16 mars 2021

Quand ça se passe mal, comment gérer les conflits et/ou faire justice en camp ?

Par allumefeu

En début de camp on prend souvent le temps de créer une charte, un ensemble de règles décidées en commun pour le respect et l’épanouissement de toustes. Cependant l’application de la charte est limitée et se cantonne souvent à des rappels à l’ordre fréquents de la part de la maîtrise, y compris lors de conflits. Ces rappels à l’ordre, bien que souvent suffisants ne permettent pas de gérer tous les problèmes.

Bon maintenant tu dis pardon. Solution ou hypocrisie ?

Il arrive aussi très souvent que, par solution de facilité ou par manque de temps, on ne cherche pas à résoudre les conflits plus avant que de faire s’excuser les jeunes impliqués dans ceux-ci. Comme si cet acte de se dire pardon mutuellement sous l’ordre d’un adulte résolvait quoi que ce soit. Comme si cet ordre ne représentait pas potentiellement une injustice supplémentaire pour l’enfant qui peut s’être légitimement défendu ou une source d’incompréhension et par là même de violence pour le jeune qui ne comprend pas nécessairement le tort causé.

Il y a donc une absence de prise en compte de la justice en camps. C’est presque un impensé !

Je crois que c’est un problème et que la justice devrait être au minimum réfléchie par la maîtrise si elle n’est pas construite ensemble avec les jeunes au moment de l’écriture de la charte ou dans sa continuité.

Le camp, une société miniature où la justice est nécessaire ?

Le camp, c’est d’abord une communauté d’humains vivant ensemble selon des règles établies, et donc une société. Et comme dans chaque communauté humaine, il y a des conflits et des violences. Celles-ci peuvent être plus ou moins importantes et plus ou moins violentes, et peuvent s’entretenir. Notamment parce qu’une réponse assez spontanée à la violence est la violence : on a toustes déjà vu deux jeunes se blesser mutuellement, faire mine de s’excuser et recommencer dès qu’on a le dos tourné jusqu’à la fin du camp !

Le camp c’est une mini société qui se forme temporairement à partir de et dans une société préexistante. Le camp n’est donc pas exempt des habitudes, préjugés, inégalités, discriminations et violences de la société et réciproquement dans la société la vie des personnes présentes sur le camp sera influencée par leur vie sur le camp. Et il peut aussi y avoir des violences et discriminations spécifiques à ce lieu qui peuvent apparaître dans un camp.

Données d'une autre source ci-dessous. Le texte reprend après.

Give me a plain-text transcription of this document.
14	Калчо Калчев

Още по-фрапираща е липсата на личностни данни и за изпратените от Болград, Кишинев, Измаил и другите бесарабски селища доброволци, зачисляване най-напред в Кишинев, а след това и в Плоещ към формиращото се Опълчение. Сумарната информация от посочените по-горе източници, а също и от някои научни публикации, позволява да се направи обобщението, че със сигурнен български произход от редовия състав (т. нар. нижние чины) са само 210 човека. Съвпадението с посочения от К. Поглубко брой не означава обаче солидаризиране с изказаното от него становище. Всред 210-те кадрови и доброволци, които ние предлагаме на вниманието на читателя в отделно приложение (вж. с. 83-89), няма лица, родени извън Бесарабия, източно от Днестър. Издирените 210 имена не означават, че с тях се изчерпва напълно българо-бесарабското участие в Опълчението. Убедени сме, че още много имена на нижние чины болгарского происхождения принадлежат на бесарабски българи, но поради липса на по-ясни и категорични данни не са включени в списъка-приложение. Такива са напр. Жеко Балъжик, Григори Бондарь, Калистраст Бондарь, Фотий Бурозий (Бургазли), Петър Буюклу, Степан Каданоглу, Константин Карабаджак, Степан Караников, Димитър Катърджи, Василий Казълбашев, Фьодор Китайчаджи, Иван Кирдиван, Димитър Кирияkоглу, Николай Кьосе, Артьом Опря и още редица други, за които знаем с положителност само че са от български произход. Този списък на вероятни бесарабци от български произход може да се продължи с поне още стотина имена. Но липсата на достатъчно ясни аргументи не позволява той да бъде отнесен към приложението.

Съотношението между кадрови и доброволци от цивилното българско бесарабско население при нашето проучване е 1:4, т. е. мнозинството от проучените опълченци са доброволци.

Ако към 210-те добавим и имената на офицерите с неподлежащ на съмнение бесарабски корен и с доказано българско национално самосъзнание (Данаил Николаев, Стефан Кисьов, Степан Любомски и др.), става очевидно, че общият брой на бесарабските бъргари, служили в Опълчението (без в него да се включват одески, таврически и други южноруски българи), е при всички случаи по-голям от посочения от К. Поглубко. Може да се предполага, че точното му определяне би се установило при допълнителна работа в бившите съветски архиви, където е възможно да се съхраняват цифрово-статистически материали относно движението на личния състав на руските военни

Dans tous les cas, ne pas répondre aux violences, quelles que soient leur forme, c’est laisser se perpétuer les cycles de violences et les relations de dominations qui peuvent émerger. Et même quand les violences s’arrêtent, ce qui est le cas le plus courant, la blessure reste pour la victime, n’ayant pas l’occasion de guérir ou au moins d’être reconnue. Et c’est d’autant plus grave que parfois si on prenait le temps de répondre aux violences, on se rendrait compte que des incidents en apparence isolés ne le sont pas.

Ne pas faire justice, c’est donc ne pas protéger les jeunes (et parfois les chefs) et manquer au moins partiellement à donner un cadre sécurisant et permettant de s’épanouir à chacun·e.
Ne pas faire justice, c’est aussi ne pas remplir notre rôle d’éducation. C’est ne pas permettre aux enfants de respecter et d’écouter les autres et se respecter eux. C’est aussi transmettre aux victimes comme aux auteurs des violences, quelles qu’elles soient, que la violence est normale, qu’on ne peut attendre des auteurs que des excuses pour la forme et que la justice n’est pas due aux victimes. C’est donc laisser apprendre à des enfants que les violences à leur égard sont normales. Et je ne sais pas lequel des deux aspects est le pire.

Une justice nécessaire, oui mais comment ?

Pour y répondre il faut à mon avis se poser plusieurs questions : À quoi sert la justice ? Qui concerne-t-elle ? Qui s’en occupe ?

Je ne vais donc que donner les pistes/ réflexions que j’ai là-dessus. Mais ma conception de la justice n’est pas universelle et c’est à tout un chacun et idéalement avec les jeunes d’en discuter et d’y réfléchir

  • À quoi sert la justice ?

– À briser les cycles de violence, éviter que le mal se perpétue à l’infini, à revenir à un état stable, même s’il ne sera jamais l’état d’avant les violences. À avancer.

– À reconnaître les victimes, leurs souffrances, à les réparer et idéalement à fournir un espace de guérison. Aussi à faire que ce ne soit pas elles qui aient le poids de la violence sur leurs épaules.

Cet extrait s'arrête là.